~{●}~
Ketika Anin terbangun, ia menemukan sosok Kirana tengah menatap padanya.
Rambutnya yang panjang dibiarkan terurai dan sedikit terlihat kusut.
Meski begitu, Kirana tetap terlihat menawan dengan senyuman manis terukir di pipinya yang tirus.
Anin tersenyum sekejap pada Kirana yang menatap lurus-lurus pada dirinya "Bisa kau bayangkan jika kita hidup seperti ini selamanya?" ia menggumam sebentar "Itu pasti akan menjadi kehidupan yang menyenangkan" lanjutnya masih berupa gumaman.
Jemari Anin terangkat guna mengusap pipi milik Kirana dengan lembut "Saya juga berharap demikian. Tapi, pada kenyataannya, kita memang tidak bisa melawan norma yang sudah ada" dengan berani, Anin mengangkat diri untuk memberi kecupan sesaat pada bibir Kirana yang terbuka karena terkejut "Seperti yang sudah saya ucapkan sebelumnya. Cinta saja tidak cukup untuk menyatukan kita berdua"
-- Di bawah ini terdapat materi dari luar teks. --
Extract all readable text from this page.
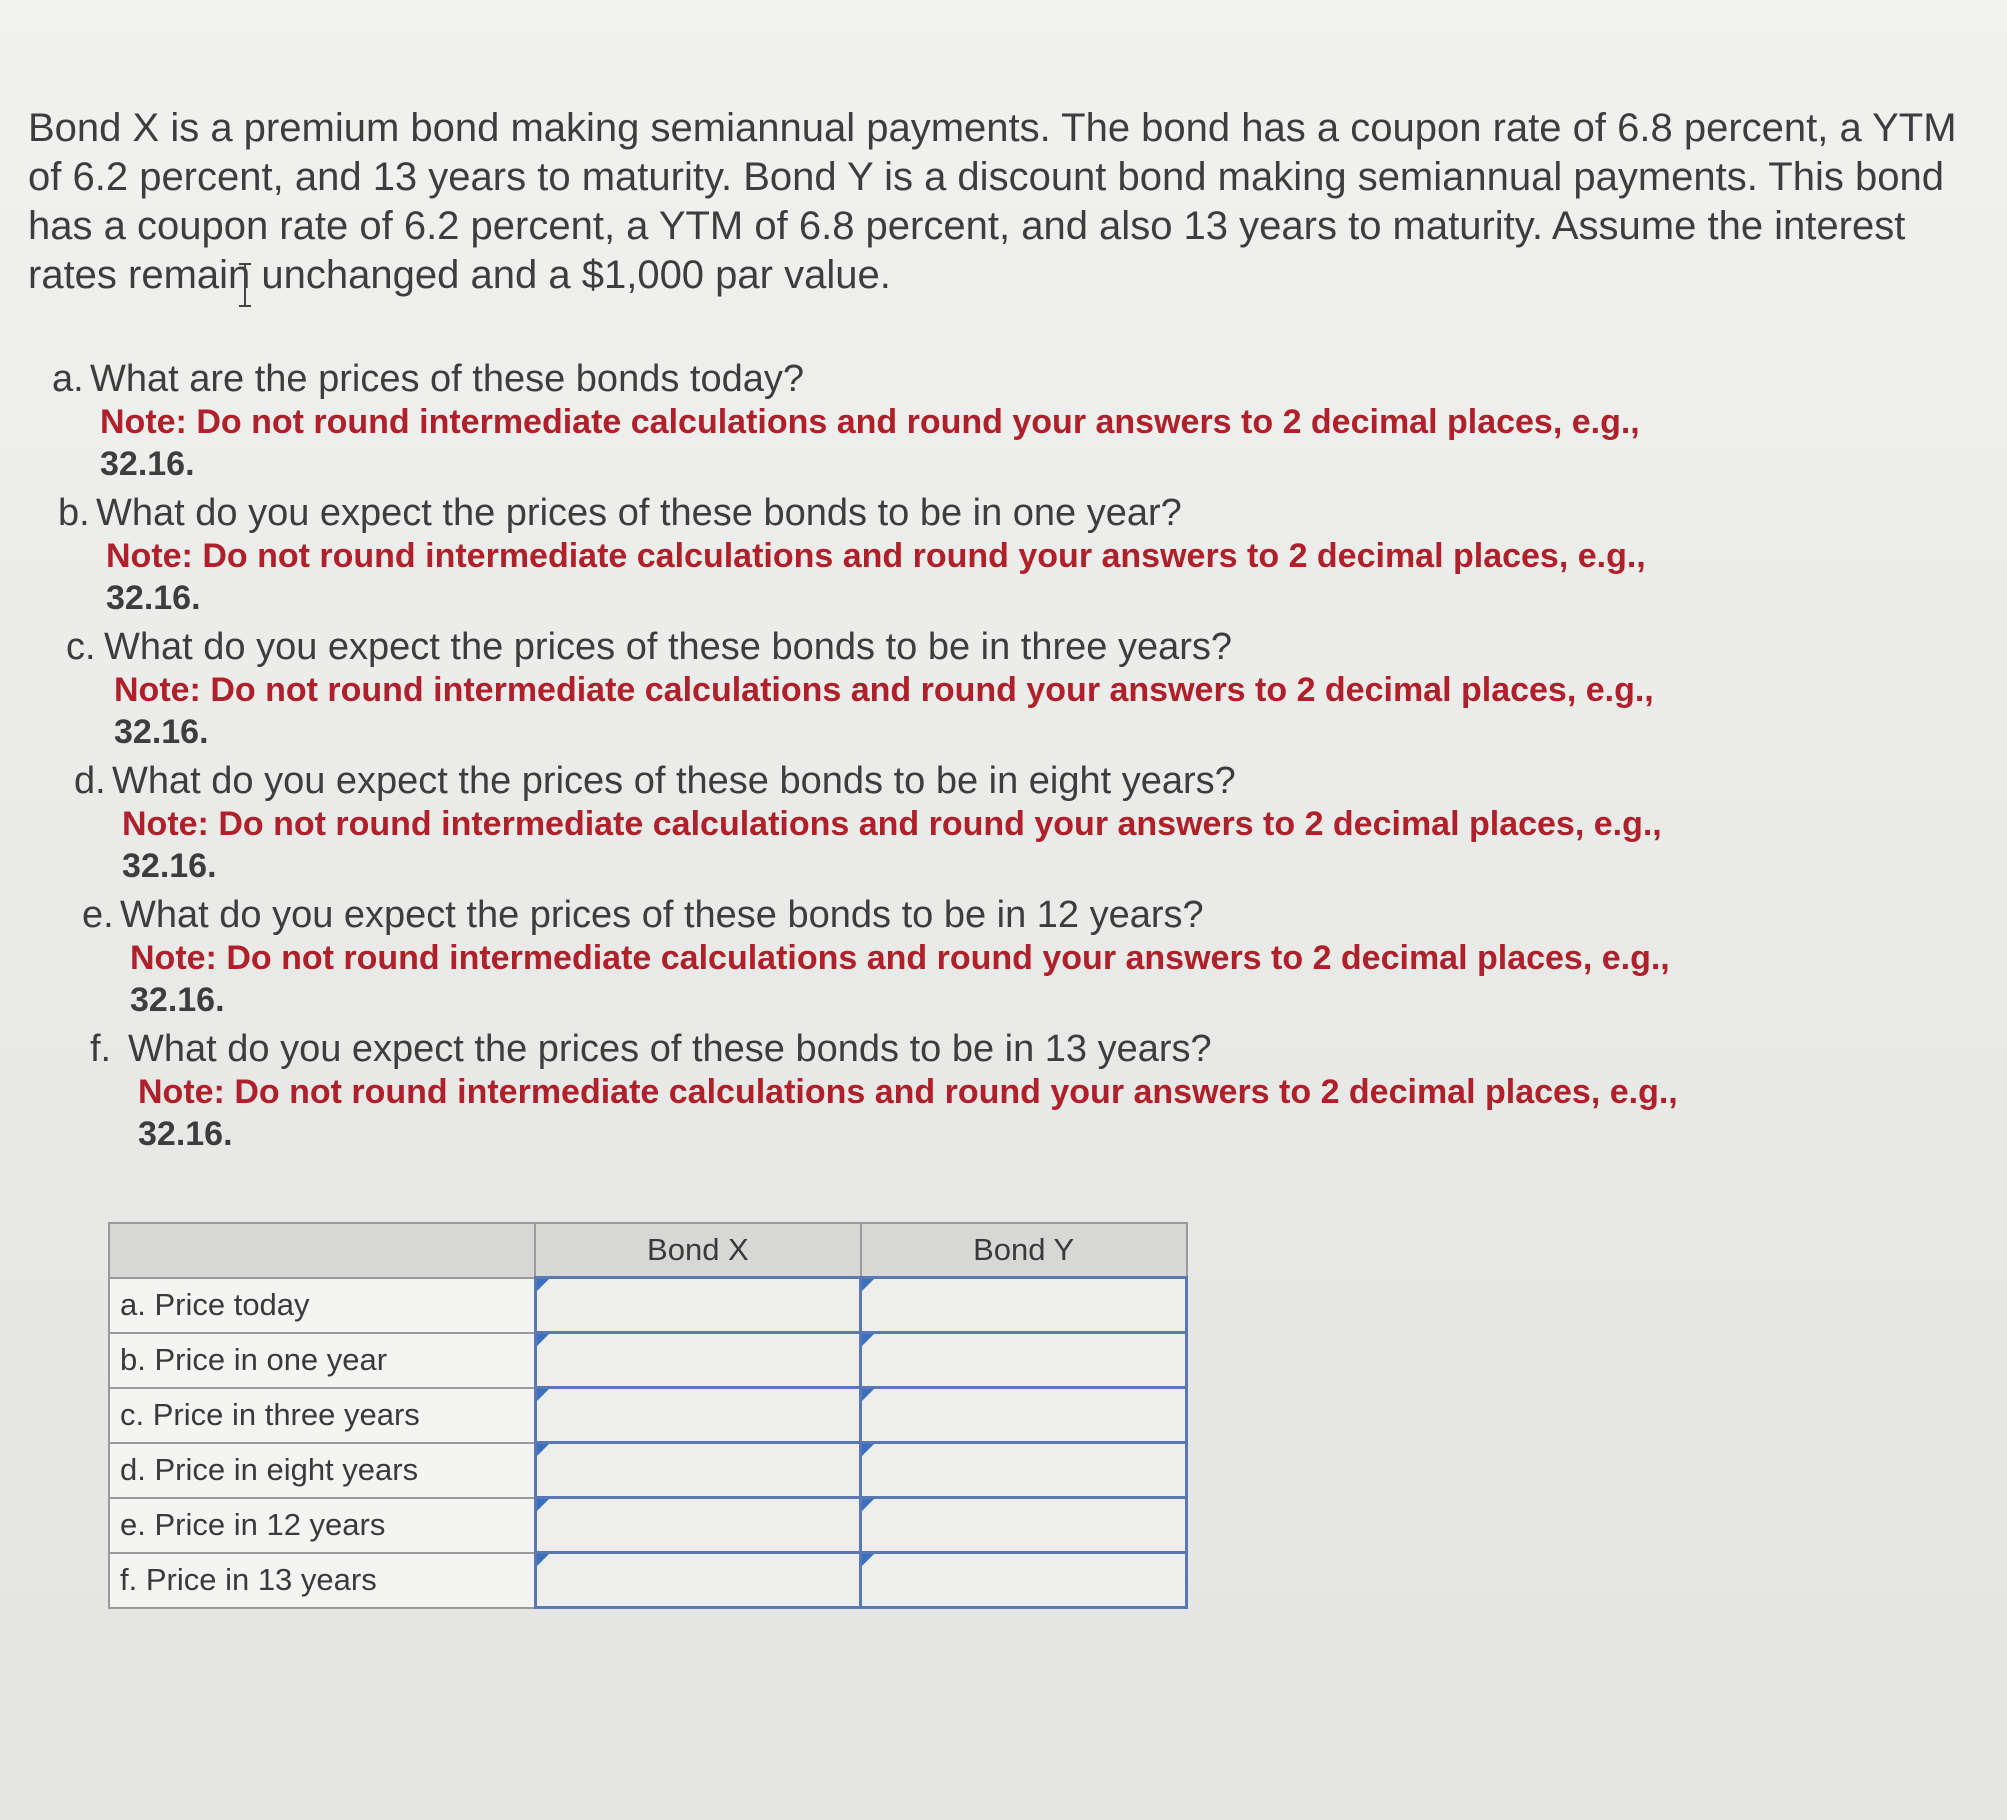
Bond X is a premium bond making semiannual payments. The bond has a coupon rate of 6.8 percent, a YTM of 6.2 percent, and 13 years to maturity. Bond Y is a discount bond making semiannual payments. This bond has a coupon rate of 6.2 percent, a YTM of 6.8 percent, and also 13 years to maturity. Assume the interest rates remain unchanged and a $1,000 par value.
a. What are the prices of these bonds today?
Note: Do not round intermediate calculations and round your answers to 2 decimal places, e.g.,
32.16.
b. What do you expect the prices of these bonds to be in one year?
Note: Do not round intermediate calculations and round your answers to 2 decimal places, e.g.,
32.16.
c. What do you expect the prices of these bonds to be in three years?
Note: Do not round intermediate calculations and round your answers to 2 decimal places, e.g.,
32.16.
d. What do you expect the prices of these bonds to be in eight years?
Note: Do not round intermediate calculations and round your answers to 2 decimal places, e.g.,
32.16.
e. What do you expect the prices of these bonds to be in 12 years?
Note: Do not round intermediate calculations and round your answers to 2 decimal places, e.g.,
32.16.
f. What do you expect the prices of these bonds to be in 13 years?
Note: Do not round intermediate calculations and round your answers to 2 decimal places, e.g.,
32.16.
	Bond X	Bond Y
a. Price today	

b. Price in one year	

c. Price in three years	

d. Price in eight years	

e. Price in 12 years	

f. Price in 13 years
Kirana memiringkan kepala ke satu sisi "Aku tidak ingin berpisah denganmu" jemari Kirana kini menggenggam jemari Anin. Menyatukan jari-jari mereka yang panjang dan lentik dengan lembut seolah tengah merajut kisah untuk mereka bersama.
"Apa aku harus menutup kehidupanku yang sekarang agar kita cepat-cepat dipertemukan di kehidupan yang selanjutnya?"
Anin tersentak "Nona tidak boleh berkata seperti itu" ia menutup bibir milik Kirana dengan lembut "Kehidupan adalah sesuatu yang sangat berharga. Meski nona mungkin tak begitu menyukainya, tapi Tuhan sudah bermurah hati untuk memberikan jalan hidup penuh pembelajaran untuk kami berdua" kini, jemari Anin membelai lembut bibir Kirana yang tak bergerak.
Gadis cantik bertubuh mungil itu menekan bagian terlembut dari wajah Kirana yang basah dan berwarna kemerahan itu dengan ibu jarinya "Nona mungin tidak tahu, tapi orang mati juga menginginkan waktu untuk hidup lebih panjang di dunia. Maka, meski kehidupan kita sulit, kita harus tetap menikmatinya, menjalankannya seperti sebagaimana yang sudah Tuhan catat di atas sana"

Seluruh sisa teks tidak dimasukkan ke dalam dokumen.